The Mountain States and Great Plains will face an array of problems, from poor farming potential to water shortages to population loss. The Pacific Northwest, New England and the Upper Midwest have somewhat better prospects. I regard them as less likely to fall into lawlessness, anarchy or despotism and more likely to salvage the bits and pieces of our best social traditions and keep them in operation at some level.

These are daunting and even dreadful prospects. The Long Emergency is going to be a tremendous trauma for the human race. We will not believe that this is happening to us, that 200 years of modernity can be brought to its knees by a world-wide power shortage. The survivors will have to cultivate a religion of hope -- that is, a deep and comprehensive belief that humanity is worth carrying on. If there is any positive side to stark changes coming our way, it may be in the benefits of close communal relations, of having to really work intimately (and physically) with our neighbors, to be part of an enterprise that really matters and to be fully engaged in meaningful social enactments instead of being merely entertained to avoid boredom. Years from now, when we hear singing at all, we will hear ourselves, and we will sing with our whole hearts.

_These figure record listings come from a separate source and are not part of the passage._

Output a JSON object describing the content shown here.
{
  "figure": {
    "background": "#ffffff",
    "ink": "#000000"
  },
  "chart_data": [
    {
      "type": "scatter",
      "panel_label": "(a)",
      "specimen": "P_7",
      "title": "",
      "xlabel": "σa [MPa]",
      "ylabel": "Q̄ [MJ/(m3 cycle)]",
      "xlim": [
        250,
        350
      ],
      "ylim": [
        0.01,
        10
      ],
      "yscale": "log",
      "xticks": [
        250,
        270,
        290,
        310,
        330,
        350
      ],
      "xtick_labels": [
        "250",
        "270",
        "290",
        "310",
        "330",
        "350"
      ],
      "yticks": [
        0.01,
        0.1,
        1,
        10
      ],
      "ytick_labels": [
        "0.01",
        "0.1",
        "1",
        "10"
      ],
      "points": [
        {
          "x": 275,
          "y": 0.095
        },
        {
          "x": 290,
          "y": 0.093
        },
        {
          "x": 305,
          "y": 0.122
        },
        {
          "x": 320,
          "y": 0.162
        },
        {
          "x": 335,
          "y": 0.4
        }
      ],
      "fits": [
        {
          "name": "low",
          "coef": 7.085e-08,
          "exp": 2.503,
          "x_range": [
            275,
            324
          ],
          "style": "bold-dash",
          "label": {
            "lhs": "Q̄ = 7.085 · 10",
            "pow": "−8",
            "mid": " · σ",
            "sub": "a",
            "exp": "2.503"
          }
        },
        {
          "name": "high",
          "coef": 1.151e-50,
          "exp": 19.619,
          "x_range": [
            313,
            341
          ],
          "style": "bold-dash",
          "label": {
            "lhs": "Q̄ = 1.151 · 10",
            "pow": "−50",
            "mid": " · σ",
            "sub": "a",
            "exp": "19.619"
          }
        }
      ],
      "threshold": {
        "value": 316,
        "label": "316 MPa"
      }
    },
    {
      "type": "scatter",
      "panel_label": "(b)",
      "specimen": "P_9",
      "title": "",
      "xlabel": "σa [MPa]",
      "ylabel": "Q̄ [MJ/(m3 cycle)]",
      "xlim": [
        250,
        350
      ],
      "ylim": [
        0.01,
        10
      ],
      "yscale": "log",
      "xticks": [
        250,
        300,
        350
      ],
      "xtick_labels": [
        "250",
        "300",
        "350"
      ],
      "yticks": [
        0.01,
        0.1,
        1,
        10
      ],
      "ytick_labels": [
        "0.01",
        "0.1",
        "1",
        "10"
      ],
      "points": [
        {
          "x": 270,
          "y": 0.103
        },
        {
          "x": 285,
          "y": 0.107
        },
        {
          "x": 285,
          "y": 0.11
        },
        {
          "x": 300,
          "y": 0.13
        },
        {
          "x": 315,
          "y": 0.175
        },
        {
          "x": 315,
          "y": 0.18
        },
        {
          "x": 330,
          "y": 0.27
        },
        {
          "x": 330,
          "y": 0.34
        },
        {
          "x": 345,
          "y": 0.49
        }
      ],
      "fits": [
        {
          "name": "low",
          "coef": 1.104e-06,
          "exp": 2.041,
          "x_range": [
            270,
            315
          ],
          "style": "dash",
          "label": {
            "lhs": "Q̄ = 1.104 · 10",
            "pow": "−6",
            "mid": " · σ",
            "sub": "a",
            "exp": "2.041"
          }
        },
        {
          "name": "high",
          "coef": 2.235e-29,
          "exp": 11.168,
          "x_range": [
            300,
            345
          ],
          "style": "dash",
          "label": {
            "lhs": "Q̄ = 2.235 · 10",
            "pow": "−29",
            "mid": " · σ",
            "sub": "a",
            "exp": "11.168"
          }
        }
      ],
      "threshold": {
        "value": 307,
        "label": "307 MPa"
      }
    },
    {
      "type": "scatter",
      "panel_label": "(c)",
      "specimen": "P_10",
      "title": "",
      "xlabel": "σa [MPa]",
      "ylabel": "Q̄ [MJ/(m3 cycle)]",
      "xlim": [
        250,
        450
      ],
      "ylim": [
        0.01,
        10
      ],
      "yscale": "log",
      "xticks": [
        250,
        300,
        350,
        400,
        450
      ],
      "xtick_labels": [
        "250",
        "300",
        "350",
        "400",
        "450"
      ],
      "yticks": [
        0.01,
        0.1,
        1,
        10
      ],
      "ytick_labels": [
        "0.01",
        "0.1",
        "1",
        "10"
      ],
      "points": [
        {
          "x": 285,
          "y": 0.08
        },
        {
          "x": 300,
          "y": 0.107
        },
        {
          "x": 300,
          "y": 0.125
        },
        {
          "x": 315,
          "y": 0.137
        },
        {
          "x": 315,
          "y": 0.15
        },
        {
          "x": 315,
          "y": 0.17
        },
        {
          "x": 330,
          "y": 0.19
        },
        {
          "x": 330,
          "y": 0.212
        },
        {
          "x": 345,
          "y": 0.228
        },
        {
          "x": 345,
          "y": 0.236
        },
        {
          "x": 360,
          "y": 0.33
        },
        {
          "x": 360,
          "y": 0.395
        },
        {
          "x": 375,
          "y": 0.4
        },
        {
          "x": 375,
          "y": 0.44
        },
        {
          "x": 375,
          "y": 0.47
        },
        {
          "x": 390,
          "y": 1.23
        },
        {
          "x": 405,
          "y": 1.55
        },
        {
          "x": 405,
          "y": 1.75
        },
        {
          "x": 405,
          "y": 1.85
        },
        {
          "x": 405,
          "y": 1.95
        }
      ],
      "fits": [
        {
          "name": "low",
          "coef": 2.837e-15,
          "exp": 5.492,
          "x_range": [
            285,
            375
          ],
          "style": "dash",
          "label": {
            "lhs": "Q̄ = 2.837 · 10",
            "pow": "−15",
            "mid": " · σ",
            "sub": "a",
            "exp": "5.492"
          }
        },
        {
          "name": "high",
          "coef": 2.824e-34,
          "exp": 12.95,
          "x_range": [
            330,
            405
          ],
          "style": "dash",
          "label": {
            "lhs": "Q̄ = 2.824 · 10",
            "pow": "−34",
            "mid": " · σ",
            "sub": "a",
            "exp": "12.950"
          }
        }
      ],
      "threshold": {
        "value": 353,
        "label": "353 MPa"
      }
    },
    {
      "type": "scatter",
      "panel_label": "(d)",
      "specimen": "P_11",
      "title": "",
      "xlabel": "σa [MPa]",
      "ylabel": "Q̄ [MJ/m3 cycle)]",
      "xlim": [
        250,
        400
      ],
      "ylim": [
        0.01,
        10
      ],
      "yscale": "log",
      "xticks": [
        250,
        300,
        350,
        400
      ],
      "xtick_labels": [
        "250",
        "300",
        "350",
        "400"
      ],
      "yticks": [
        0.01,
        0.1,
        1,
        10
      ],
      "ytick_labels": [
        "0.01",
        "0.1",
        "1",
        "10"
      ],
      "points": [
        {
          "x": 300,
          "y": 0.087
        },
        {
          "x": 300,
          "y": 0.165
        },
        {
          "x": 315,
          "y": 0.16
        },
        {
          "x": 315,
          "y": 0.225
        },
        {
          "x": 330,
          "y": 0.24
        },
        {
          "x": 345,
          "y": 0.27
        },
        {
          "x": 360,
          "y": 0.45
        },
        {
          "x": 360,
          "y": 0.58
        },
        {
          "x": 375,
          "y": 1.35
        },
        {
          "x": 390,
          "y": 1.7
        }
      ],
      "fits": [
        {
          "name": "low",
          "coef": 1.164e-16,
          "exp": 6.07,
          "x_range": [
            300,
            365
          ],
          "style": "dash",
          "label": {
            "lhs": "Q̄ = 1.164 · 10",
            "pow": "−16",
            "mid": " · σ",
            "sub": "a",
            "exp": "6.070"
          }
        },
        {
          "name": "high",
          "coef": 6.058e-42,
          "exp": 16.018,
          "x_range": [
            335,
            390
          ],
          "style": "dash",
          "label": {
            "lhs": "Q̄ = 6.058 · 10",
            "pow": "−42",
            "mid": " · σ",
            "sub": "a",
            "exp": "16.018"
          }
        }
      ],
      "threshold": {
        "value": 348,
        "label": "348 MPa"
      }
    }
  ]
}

This is, more or less, what I've been thinking about for a while. This is the "science-fiction" future; and this is our future. It is the vision of William Gibson's Sprawl America, a tiny minority of super-rich with high technology, the vast majority living in the rotting of former suburbia and abandoned interior. It is Jonathan Lethem's Amnesia Moon, where "things got local," where you can't quite remember or imagine how it really once was, or how it really is. It's Margaret Atwood's increasingly vicious and unstable pleeblands from Oryx and Crake; it's Orwell's 1984 of ever-decreasing production, products, knowledge and freedom, where our hope lies in the proles, and there's no hope to speak of.

There is still a way out of this Long Emergency - there is a way to control the volume level ourselves, to dial down consumption, to re-align our expectations. But I don't know if we can all do it - and there's gonna be a lot of hurt for those who can't.

It's important not only to see the future for what it is, what it might be, what it will be - but to stick together, to know these things together. At the end of The Return of the King, with all creation exploding around them, Frodo turns to Sam and says, "I'm glad to be with you, Samwise Gamgee, here at the end of all things." They survived, the world exploding around them, and so will we.